$111M in crypto shorts liquidated in past hour as cooling CPI sparks massive rally
A lower-than-expected inflation print sent Bitcoin surging past $64K, catching leveraged short sellers in a brutal squeeze.
Short sellers just had a very bad hour. Approximately $111 million in crypto short positions were liquidated in roughly 60 minutes after US inflation data came in cooler than Wall Street expected, triggering a sharp rally across digital assets.
Bitcoin ripped past $64,000 and briefly approached $65,000, while Ethereum climbed to around $1,900. The move was fast, violent, and extremely one-sided, which is exactly the kind of price action that turns leveraged bets into expensive lessons.
What happened and why it matters
The catalyst was the July 14 US Consumer Price Index report, which showed headline inflation at 3.5% year-over-year. That came in below expectations, and the month-over-month decline was the largest since April 2020.
The market’s response was immediate. Bitcoin surged, dragging the rest of the crypto market with it, and traders who had bet on prices going lower got caught on the wrong side. Of the roughly $111 million in liquidations, approximately $105.8 million were short positions, meaning the vast majority of the pain was concentrated among bears.
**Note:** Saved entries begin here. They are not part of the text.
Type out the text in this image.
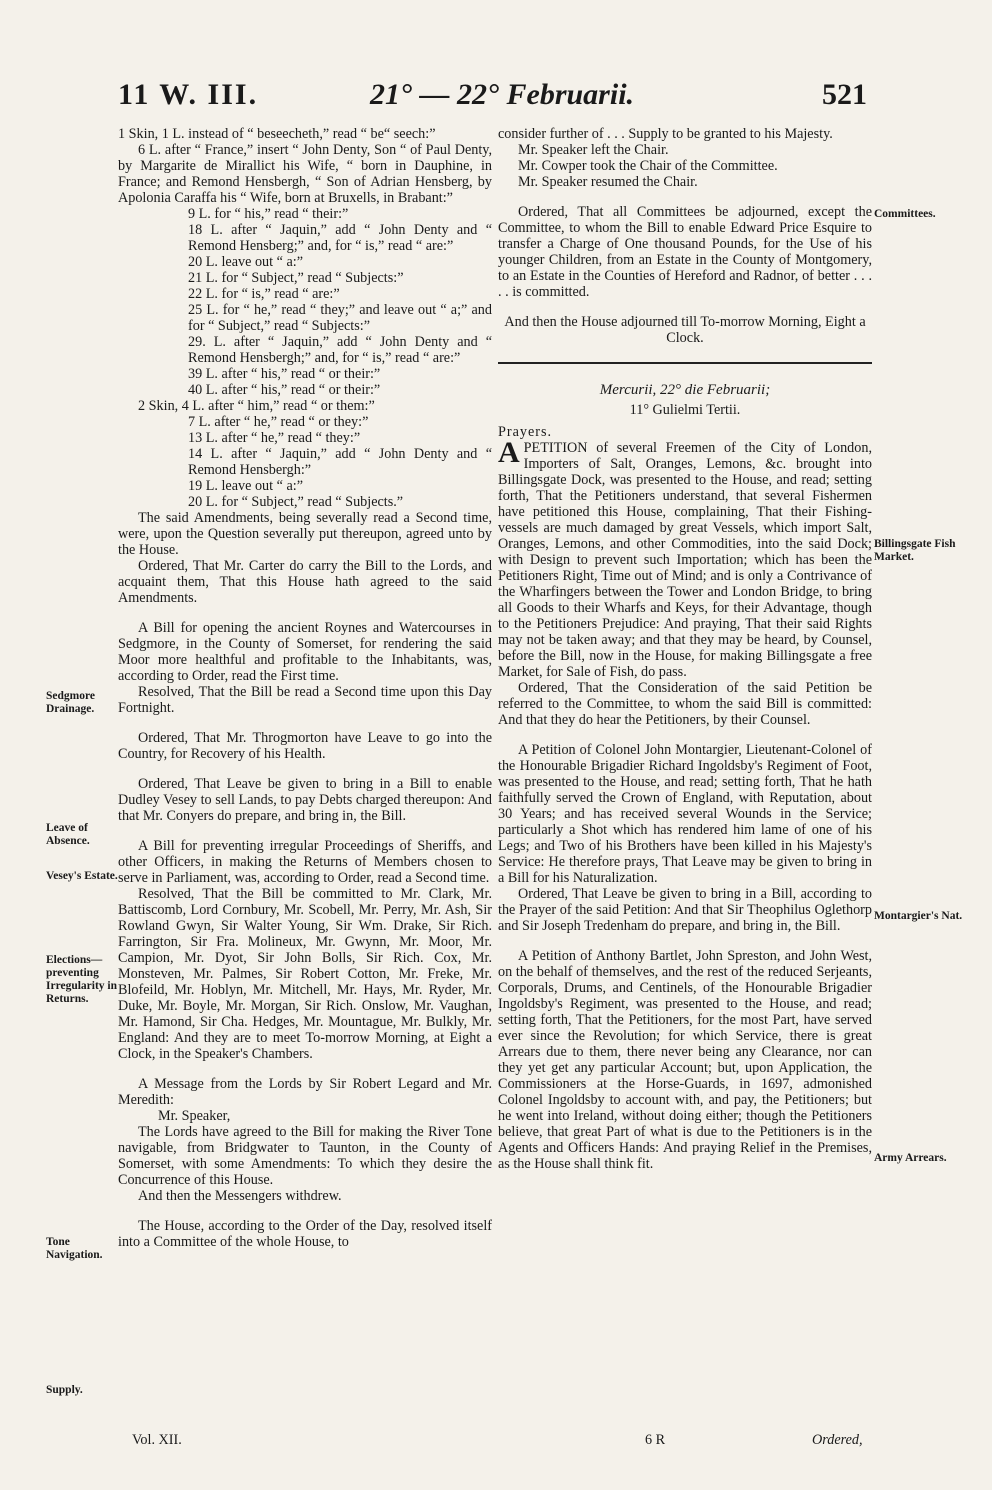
11 W. III.	21° — 22° Februarii.	521
Sedgmore Drainage.
Leave of Absence.
Vesey's Estate.
Elections— preventing Irregularity in Returns.
Tone Navigation.
Supply.
Committees.
Billingsgate Fish Market.
Montargier's Nat.
Army Arrears.

1 Skin, 1 L. instead of “ beseecheth,” read “ be“ seech:”

6 L. after “ France,” insert “ John Denty, Son “ of Paul Denty, by Margarite de Mirallict his Wife, “ born in Dauphine, in France; and Remond Hensbergh, “ Son of Adrian Hensberg, by Apolonia Caraffa his “ Wife, born at Bruxells, in Brabant:”

9 L. for “ his,” read “ their:”

18 L. after “ Jaquin,” add “ John Denty and “ Remond Hensberg;” and, for “ is,” read “ are:”

20 L. leave out “ a:”

21 L. for “ Subject,” read “ Subjects:”

22 L. for “ is,” read “ are:”

25 L. for “ he,” read “ they;” and leave out “ a;” and for “ Subject,” read “ Subjects:”

29. L. after “ Jaquin,” add “ John Denty and “ Remond Hensbergh;” and, for “ is,” read “ are:”

39 L. after “ his,” read “ or their:”

40 L. after “ his,” read “ or their:”

2 Skin, 4 L. after “ him,” read “ or them:”

7 L. after “ he,” read “ or they:”

13 L. after “ he,” read “ they:”

14 L. after “ Jaquin,” add “ John Denty and “ Remond Hensbergh:”

19 L. leave out “ a:”

20 L. for “ Subject,” read “ Subjects.”

The said Amendments, being severally read a Second time, were, upon the Question severally put thereupon, agreed unto by the House.

Ordered, That Mr. Carter do carry the Bill to the Lords, and acquaint them, That this House hath agreed to the said Amendments.

A Bill for opening the ancient Roynes and Watercourses in Sedgmore, in the County of Somerset, for rendering the said Moor more healthful and profitable to the Inhabitants, was, according to Order, read the First time.

Resolved, That the Bill be read a Second time upon this Day Fortnight.

Ordered, That Mr. Throgmorton have Leave to go into the Country, for Recovery of his Health.

Ordered, That Leave be given to bring in a Bill to enable Dudley Vesey to sell Lands, to pay Debts charged thereupon: And that Mr. Conyers do prepare, and bring in, the Bill.

A Bill for preventing irregular Proceedings of Sheriffs, and other Officers, in making the Returns of Members chosen to serve in Parliament, was, according to Order, read a Second time.

Resolved, That the Bill be committed to Mr. Clark, Mr. Battiscomb, Lord Cornbury, Mr. Scobell, Mr. Perry, Mr. Ash, Sir Rowland Gwyn, Sir Walter Young, Sir Wm. Drake, Sir Rich. Farrington, Sir Fra. Molineux, Mr. Gwynn, Mr. Moor, Mr. Campion, Mr. Dyot, Sir John Bolls, Sir Rich. Cox, Mr. Monsteven, Mr. Palmes, Sir Robert Cotton, Mr. Freke, Mr. Blofeild, Mr. Hoblyn, Mr. Mitchell, Mr. Hays, Mr. Ryder, Mr. Duke, Mr. Boyle, Mr. Morgan, Sir Rich. Onslow, Mr. Vaughan, Mr. Hamond, Sir Cha. Hedges, Mr. Mountague, Mr. Bulkly, Mr. England: And they are to meet To-morrow Morning, at Eight a Clock, in the Speaker's Chambers.

A Message from the Lords by Sir Robert Legard and Mr. Meredith:

Mr. Speaker,

The Lords have agreed to the Bill for making the River Tone navigable, from Bridgwater to Taunton, in the County of Somerset, with some Amendments: To which they desire the Concurrence of this House.

And then the Messengers withdrew.

The House, according to the Order of the Day, resolved itself into a Committee of the whole House, to

consider further of . . . Supply to be granted to his Majesty.

Mr. Speaker left the Chair.

Mr. Cowper took the Chair of the Committee.

Mr. Speaker resumed the Chair.

Ordered, That all Committees be adjourned, except the Committee, to whom the Bill to enable Edward Price Esquire to transfer a Charge of One thousand Pounds, for the Use of his younger Children, from an Estate in the County of Montgomery, to an Estate in the Counties of Hereford and Radnor, of better . . . . . is committed.

And then the House adjourned till To-morrow Morning, Eight a Clock.

Mercurii, 22° die Februarii;

11° Gulielmi Tertii.

Prayers.

APETITION of several Freemen of the City of London, Importers of Salt, Oranges, Lemons, &c. brought into Billingsgate Dock, was presented to the House, and read; setting forth, That the Petitioners understand, that several Fishermen have petitioned this House, complaining, That their Fishing-vessels are much damaged by great Vessels, which import Salt, Oranges, Lemons, and other Commodities, into the said Dock; with Design to prevent such Importation; which has been the Petitioners Right, Time out of Mind; and is only a Contrivance of the Wharfingers between the Tower and London Bridge, to bring all Goods to their Wharfs and Keys, for their Advantage, though to the Petitioners Prejudice: And praying, That their said Rights may not be taken away; and that they may be heard, by Counsel, before the Bill, now in the House, for making Billingsgate a free Market, for Sale of Fish, do pass.

Ordered, That the Consideration of the said Petition be referred to the Committee, to whom the said Bill is committed: And that they do hear the Petitioners, by their Counsel.

A Petition of Colonel John Montargier, Lieutenant-Colonel of the Honourable Brigadier Richard Ingoldsby's Regiment of Foot, was presented to the House, and read; setting forth, That he hath faithfully served the Crown of England, with Reputation, about 30 Years; and has received several Wounds in the Service; particularly a Shot which has rendered him lame of one of his Legs; and Two of his Brothers have been killed in his Majesty's Service: He therefore prays, That Leave may be given to bring in a Bill for his Naturalization.

Ordered, That Leave be given to bring in a Bill, according to the Prayer of the said Petition: And that Sir Theophilus Oglethorp and Sir Joseph Tredenham do prepare, and bring in, the Bill.

A Petition of Anthony Bartlet, John Spreston, and John West, on the behalf of themselves, and the rest of the reduced Serjeants, Corporals, Drums, and Centinels, of the Honourable Brigadier Ingoldsby's Regiment, was presented to the House, and read; setting forth, That the Petitioners, for the most Part, have served ever since the Revolution; for which Service, there is great Arrears due to them, there never being any Clearance, nor can they yet get any particular Account; but, upon Application, the Commissioners at the Horse-Guards, in 1697, admonished Colonel Ingoldsby to account with, and pay, the Petitioners; but he went into Ireland, without doing either; though the Petitioners believe, that great Part of what is due to the Petitioners is in the Agents and Officers Hands: And praying Relief in the Premises, as the House shall think fit.

Vol. XII.	6 R	Ordered,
ETH shorts were hit particularly hard, with over $56 million in Ethereum-related short liquidations alone. That level of short-unwinding activity in a single asset, in a single hour, suggests the positioning going into the CPI print was heavily skewed bearish.
A pattern emerging in July
This isn’t even the first time this month that shorts have been obliterated at scale. On July 7, approximately $108 million in short positions were liquidated in a similar rapid squeeze. Two episodes of $100M-plus short liquidations in the span of a week suggests that bearish positioning in crypto has become dangerously crowded.
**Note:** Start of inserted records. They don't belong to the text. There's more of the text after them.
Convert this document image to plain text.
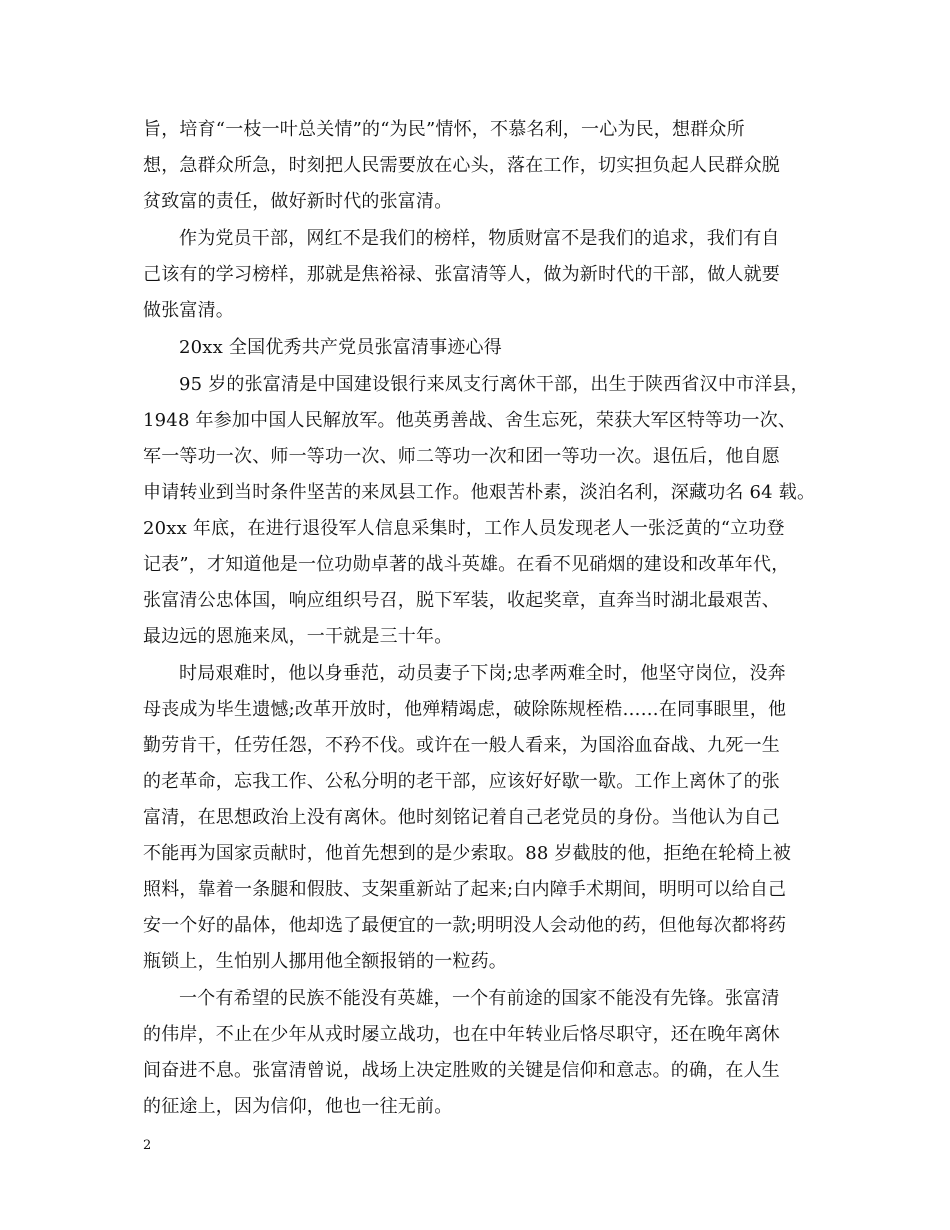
旨，培育“一枝一叶总关情”的“为民”情怀，不慕名利，一心为民，想群众所
想，急群众所急，时刻把人民需要放在心头，落在工作，切实担负起人民群众脱
贫致富的责任，做好新时代的张富清。
作为党员干部，网红不是我们的榜样，物质财富不是我们的追求，我们有自
己该有的学习榜样，那就是焦裕禄、张富清等人，做为新时代的干部，做人就要
做张富清。
20xx 全国优秀共产党员张富清事迹心得
95 岁的张富清是中国建设银行来凤支行离休干部，出生于陕西省汉中市洋县，
1948 年参加中国人民解放军。他英勇善战、舍生忘死，荣获大军区特等功一次、
军一等功一次、师一等功一次、师二等功一次和团一等功一次。退伍后，他自愿
申请转业到当时条件坚苦的来凤县工作。他艰苦朴素，淡泊名利，深藏功名 64 载。
20xx 年底，在进行退役军人信息采集时，工作人员发现老人一张泛黄的“立功登
记表”，才知道他是一位功勋卓著的战斗英雄。在看不见硝烟的建设和改革年代，
张富清公忠体国，响应组织号召，脱下军装，收起奖章，直奔当时湖北最艰苦、
最边远的恩施来凤，一干就是三十年。
时局艰难时，他以身垂范，动员妻子下岗;忠孝两难全时，他坚守岗位，没奔
母丧成为毕生遗憾;改革开放时，他殚精竭虑，破除陈规桎梏……在同事眼里，他
勤劳肯干，任劳任怨，不矜不伐。或许在一般人看来，为国浴血奋战、九死一生
的老革命，忘我工作、公私分明的老干部，应该好好歇一歇。工作上离休了的张
富清，在思想政治上没有离休。他时刻铭记着自己老党员的身份。当他认为自己
不能再为国家贡献时，他首先想到的是少索取。88 岁截肢的他，拒绝在轮椅上被
照料，靠着一条腿和假肢、支架重新站了起来;白内障手术期间，明明可以给自己
安一个好的晶体，他却选了最便宜的一款;明明没人会动他的药，但他每次都将药
瓶锁上，生怕别人挪用他全额报销的一粒药。
一个有希望的民族不能没有英雄，一个有前途的国家不能没有先锋。张富清
的伟岸，不止在少年从戎时屡立战功，也在中年转业后恪尽职守，还在晚年离休
间奋进不息。张富清曾说，战场上决定胜败的关键是信仰和意志。的确，在人生
的征途上，因为信仰，他也一往无前。
2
After the initial hour of carnage, total liquidations across all positions expanded into the hundreds of millions within 24 hours, reflecting the kind of cascading volatility that leverage creates.
The macro picture for crypto
The month-over-month decline being the steepest since April 2020 gave bulls a compelling narrative: the disinflationary trend is accelerating, and the Fed’s next move is more likely to be a cut than a hold.
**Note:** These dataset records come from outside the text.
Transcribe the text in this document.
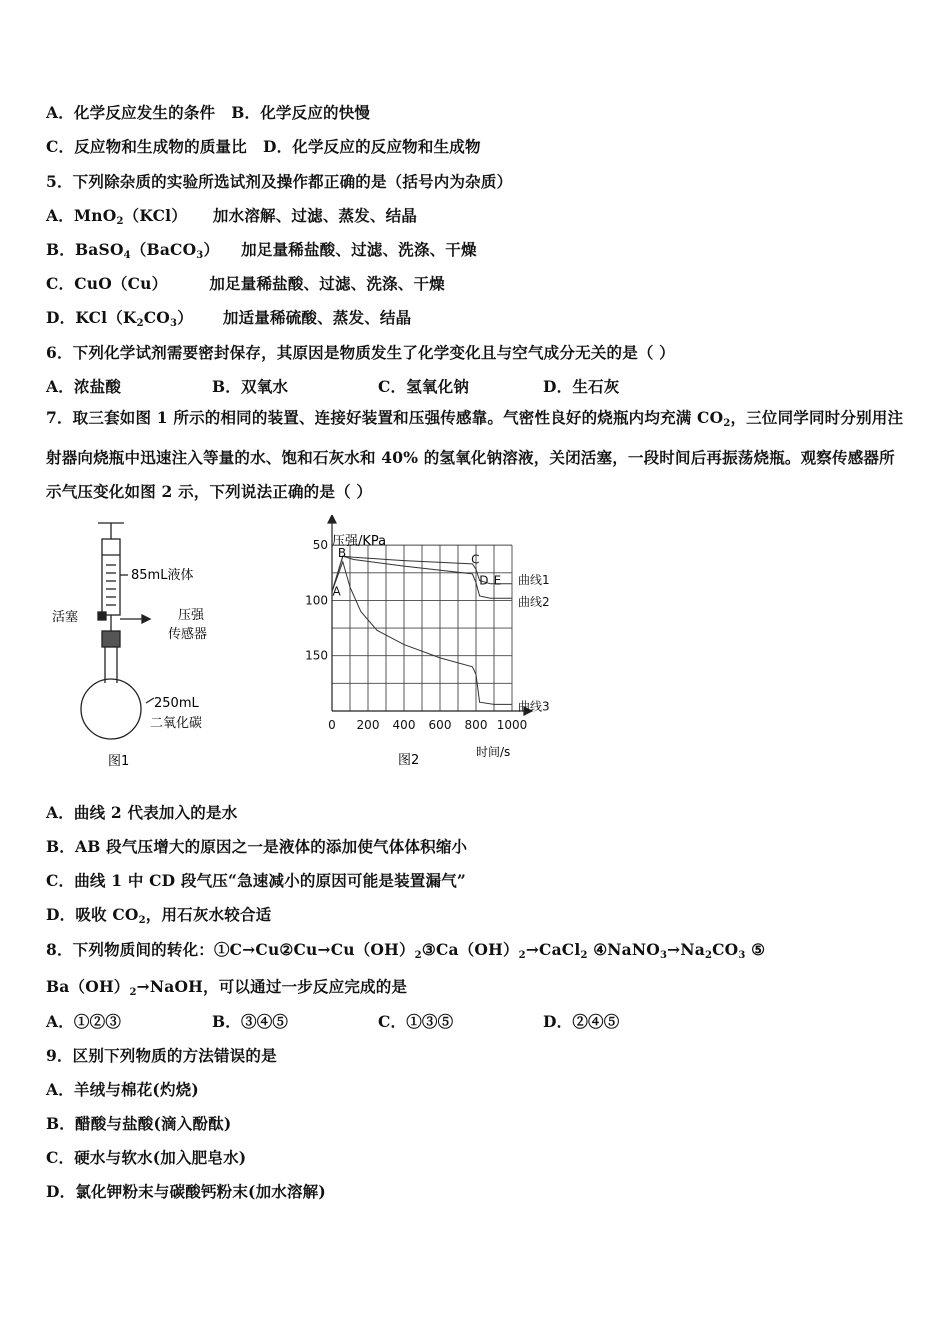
A．化学反应发生的条件 B．化学反应的快慢
C．反应物和生成物的质量比 D．化学反应的反应物和生成物
5．下列除杂质的实验所选试剂及操作都正确的是（括号内为杂质）
A．MnO$_2$（KCl） 加水溶解、过滤、蒸发、结晶
B．BaSO$_4$（BaCO$_3$） 加足量稀盐酸、过滤、洗涤、干燥
C．CuO（Cu）	加足量稀盐酸、过滤、洗涤、干燥
D．$KCl(K_2CO_3)$ 加适量稀硫酸、蒸发、结晶
6．下列化学试剂需要密封保存，其原因是物质发生了化学变化且与空气成分无关的是（ ）
A．浓盐酸	B．双氧水	C．氢氧化钠	D．生石灰
7．取三套如图 1 所示的相同的装置、连接好装置和压强传感靠。气密性良好的烧瓶内均充满 $CO_2$，三位同学同时分别用注射器向烧瓶中迅速注入等量的水、饱和石灰水和 40% 的氢氧化钠溶液，关闭活塞，一段时间后再振荡烧瓶。观察传感器所示气压变化如图 2 示，下列说法正确的是（ ）
85mL液体
活塞	压强
传感器
250mL
二氧化碳
图1
150
100
50
0 200 400 600 800 1000
曲线1
曲线2
曲线3
A
B	C
D E
压强/KPa
时间/s
图2
A．曲线 2 代表加入的是水
B．AB 段气压增大的原因之一是液体的添加使气体体积缩小
C．曲线 1 中 CD 段气压“急速减小的原因可能是装置漏气”
D．吸收 $CO_2$，用石灰水较合适
8．下列物质间的转化：$①C\to Cu②Cu\to Cu(OH)_2③Ca(OH)_2\to CaCl_2$ $④NaNO_3\to Na_2CO_3$ ⑤
$Ba(OH)_2\to NaOH$，可以通过一步反应完成的是
A．①②③	B．③④⑤	C．①③⑤	D．②④⑤
9．区别下列物质的方法错误的是
A．羊绒与棉花(灼烧)
B．醋酸与盐酸(滴入酚酞)
C．硬水与软水(加入肥皂水)
D．氯化钾粉末与碳酸钙粉末(加水溶解)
What this means for investors
The most obvious takeaway is about leverage. When $105.8 million in shorts get wiped out in an hour, it’s a reminder that leveraged positions in crypto carry existential risk on short timeframes. The repeated pattern of massive short liquidations, twice in July alone, also raises questions about market structure. When positioning gets this one-sided, it creates fragility.